スウェーデン代表がチュニジア代表を5-1で破った一戦で、ボール内蔵マイクロチップを活用してゴールが認められるシーンがあった。

 この試合の後半39分、スウェーデンが右サイドからのFKを獲得した。するとペナルティエリア内に送られたボールを、交代でピッチに入ってわずか18秒のMFマティアス・スバンベリが合わせて得点。ただ副審はオフサイドと判定し、リプレイを見てもFKが蹴られた瞬間のスバンベリは明らかなオフサイドポジションだった。

 ところがVARが介入した結果、スバンベリの手前でFWアレクサンデル・イサクが右足でボールに触れていたことが判明した。FKが蹴られたタイミングでイサクはオフサイドポジションではなく、イサクが触れた瞬間ではスバンベリもオンサイドの立ち位置。そのためオフサイド判定が修正され、ゴールが認められた。

 イサクがボールに触れていたかはリプレイ映像を見ても判別が困難というシーン。だが、今大会は前回大会に続いてボールにマイクロチップを内蔵した「コネクテッド・ボール・テクノロジー」が採用されており、これを用いてイサクがボールに触れていたことが明らかになった。

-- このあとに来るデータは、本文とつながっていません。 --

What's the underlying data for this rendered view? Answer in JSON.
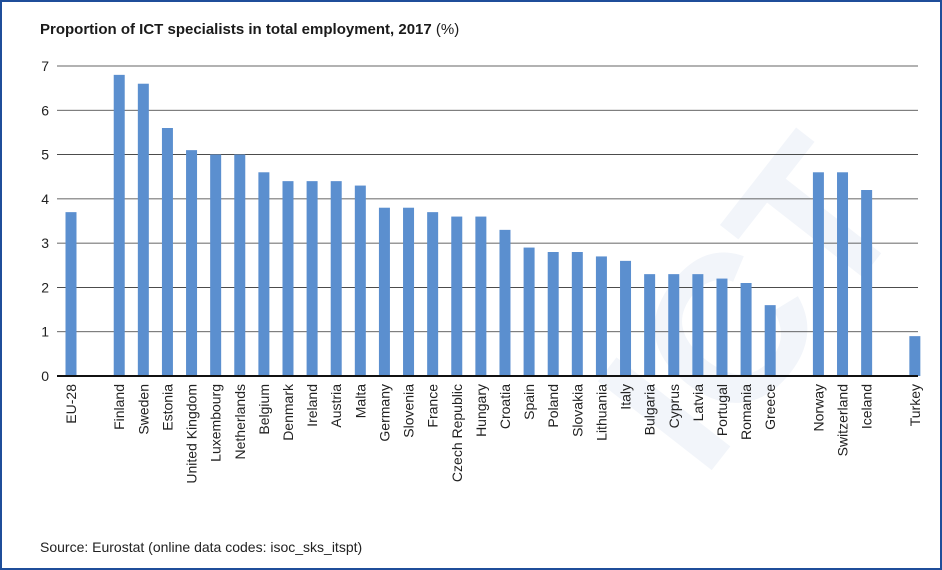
{
  "header": {
    "title": "Proportion of ICT specialists in total employment, 2017",
    "unit": "(%)"
  },
  "footer": {
    "source": "Source: Eurostat (online data codes: isoc_sks_itspt)"
  },
  "colors": {
    "bar": "#5b8fcf",
    "frame": "#1f4e9a",
    "grid": "#333333",
    "axis": "#111111"
  },
  "chart_data": {
    "type": "bar",
    "title": "Proportion of ICT specialists in total employment, 2017 (%)",
    "xlabel": "",
    "ylabel": "",
    "ylim": [
      0,
      7
    ],
    "yticks": [
      0,
      1,
      2,
      3,
      4,
      5,
      6,
      7
    ],
    "grid": true,
    "legend": "none",
    "categories": [
      "EU-28",
      "Finland",
      "Sweden",
      "Estonia",
      "United Kingdom",
      "Luxembourg",
      "Netherlands",
      "Belgium",
      "Denmark",
      "Ireland",
      "Austria",
      "Malta",
      "Germany",
      "Slovenia",
      "France",
      "Czech Republic",
      "Hungary",
      "Croatia",
      "Spain",
      "Poland",
      "Slovakia",
      "Lithuania",
      "Italy",
      "Bulgaria",
      "Cyprus",
      "Latvia",
      "Portugal",
      "Romania",
      "Greece",
      "Norway",
      "Switzerland",
      "Iceland",
      "Turkey"
    ],
    "values": [
      3.7,
      6.8,
      6.6,
      5.6,
      5.1,
      5.0,
      5.0,
      4.6,
      4.4,
      4.4,
      4.4,
      4.3,
      3.8,
      3.8,
      3.7,
      3.6,
      3.6,
      3.3,
      2.9,
      2.8,
      2.8,
      2.7,
      2.6,
      2.3,
      2.3,
      2.3,
      2.2,
      2.1,
      1.6,
      4.6,
      4.6,
      4.2,
      0.9
    ]
  }
}
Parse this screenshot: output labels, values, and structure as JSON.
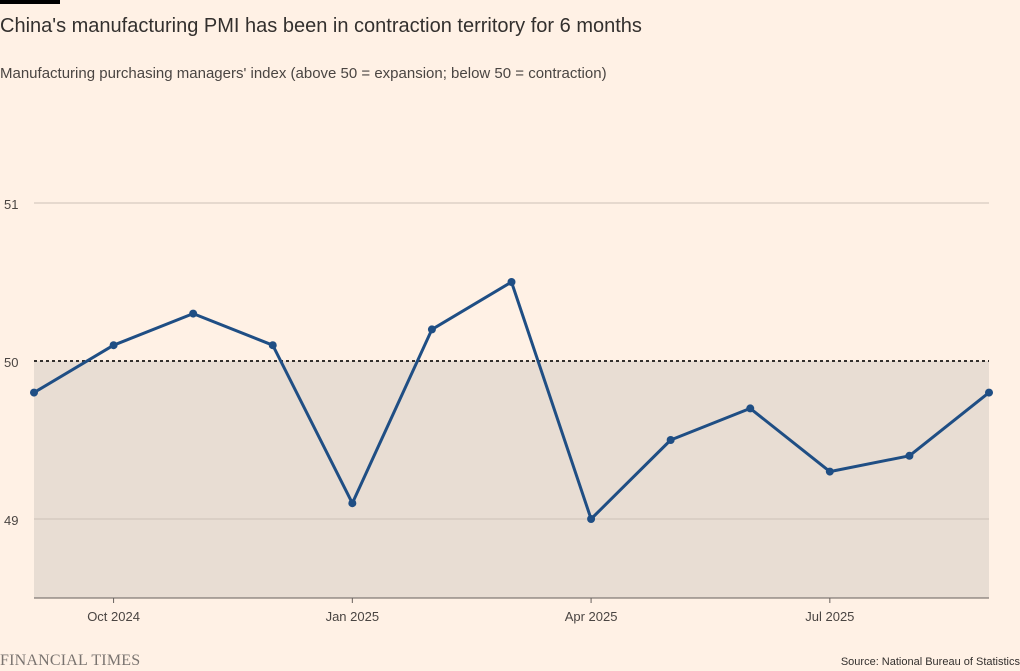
{
  "colors": {
    "background": "#fff1e5",
    "line": "#1f4e84",
    "shade": "#e8ddd3",
    "gridline": "#ccc1b7",
    "reference": "#33302e"
  },
  "chart_data": {
    "type": "line",
    "title": "China's manufacturing PMI has been in contraction territory for 6 months",
    "subtitle": "Manufacturing purchasing managers' index (above 50 = expansion; below 50 = contraction)",
    "x": [
      "2024-09",
      "2024-10",
      "2024-11",
      "2024-12",
      "2025-01",
      "2025-02",
      "2025-03",
      "2025-04",
      "2025-05",
      "2025-06",
      "2025-07",
      "2025-08",
      "2025-09"
    ],
    "series": [
      {
        "values": [
          49.8,
          50.1,
          50.3,
          50.1,
          49.1,
          50.2,
          50.5,
          49.0,
          49.5,
          49.7,
          49.3,
          49.4,
          49.8
        ]
      }
    ],
    "ylim": [
      48.5,
      51
    ],
    "yticks": [
      49,
      50,
      51
    ],
    "xticks": [
      {
        "x": "2024-10",
        "label": "Oct 2024"
      },
      {
        "x": "2025-01",
        "label": "Jan 2025"
      },
      {
        "x": "2025-04",
        "label": "Apr 2025"
      },
      {
        "x": "2025-07",
        "label": "Jul 2025"
      }
    ],
    "reference_line": 50,
    "shaded_below": 50,
    "markers": true,
    "grid": true,
    "source": "Source: National Bureau of Statistics"
  },
  "footer": {
    "brand": "FINANCIAL TIMES",
    "source": "Source: National Bureau of Statistics"
  }
}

 コネクテッド・ボール・テクノロジーは、主にオフサイドラインを引くための正確な瞬間を判断するために使用されるもの。選手がボールに触れるとVARルームで確認できる波形が動く仕組みになっていて、ボールに触れた正確なタイミングを把握することができる。また、ボールに触れていない際は波形が横一線になっていることから、選手がボールに触れていたかどうかについても判別することが可能。1秒間に500回のデータを取得する最新技術が、人の目では白黒付けづらいようなシーンの判定をサポートした。

 なお、イサクがボールに触れたことを示す波形は中継でも表示されたため、ファンに対する納得感も生まれていた。